The Courage to Write is not a how-to book. Instead, it reads like a conversation, which helps all writers deal with the fear, doubt, and anxiety they all feel. Keyes takes the mystery out of being creative and shines a light on the problems most writers experience but don’t talk about. He tells us to dig deep into our self-doubt and impostor syndrome to find the courage that’s hiding there. He believes that writing is both an honor and a duty that people who have never done it often don’t appreciate.

The Pros

The Courage to Write is so engaging because it is so honest. Keyes doesn’t romanticize writing; instead, he shows it as a deeply human activity that is full of uncertainty. “Am I good enough?” is a question that his book helps people deal with. Even the finest literary giants have had to deal with this question. Drawing on the experiences of writers like Virginia Woolf, Ernest Hemingway, and Anne Lamott, he shows us that anxiety is not a sign of failure but an important part of the process.

Keyes writes in a careful, even personal tone. His ideas seem to apply to everyone, which supports the idea that while writing can be isolating, the effort to overcome fear unites all authors.
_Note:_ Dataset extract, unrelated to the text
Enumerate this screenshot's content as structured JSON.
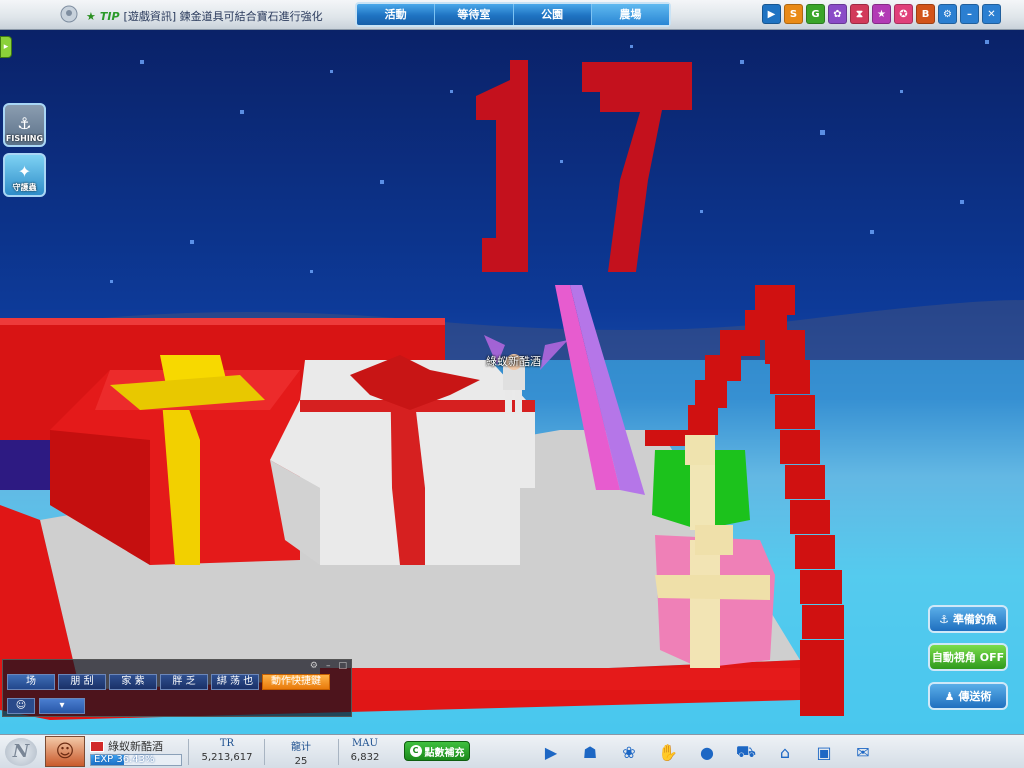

One of the best things about the book is that it changes the way we think about anxiety. Anxiety is not a problem; it’s a vital force that makes insight sharper and pushes writers to be real. Keyes says that fear pushes us to write more honestly and dig deeper. This profound view tells writers to deal with their fears instead of battling them.

The Cons

Even though The Courage to Write has a lot of good points, it sometimes goes over familiar ground. If you’ve already read a lot on the subject, Keyes’ insights might not seem very new to you. A lot of the time, the stories are about well-known issues writers had, like how Hemingway drank to drown his fears or how Woolf questioned her own worth. A lot of writers are familiar with these stories.

Also, Keyes is great at acknowledging and validating anxiety, but his answers are more philosophical than practical. This book might not be right for you if you want to find real ways to deal with procrastination, perfectionism, or the problems that writers face every day. His core message that you should embrace your fear and let it lead you is powerful, but it comes up so often that some chapters feel like they’re just different takes on the same idea.

Final Thoughts

Reading The Courage to Write feels like wandering through a dense forest. Each tree represents a different fear, and the odd shaft of sunlight reminds you of how courageous you are. It’s not a guide. It gives you hope that the journey is worth continuing on, even if you can’t see the path. This book is for people who need to hear that fear is not the enemy but a voice telling us to be braver and write more deeply and honestly.

But this book might not be for everyone, just like a vast landscape can be both comforting and overwhelming. If you seek clear directions instead of reflection, you may want more concrete advice. The Courage to Write isn’t really about getting over your fears; it’s about learning how to live with them. And maybe that’s the most important lesson in and of itself. Writing, like life, is less about conquering every mountain and more about finding what it means to be human.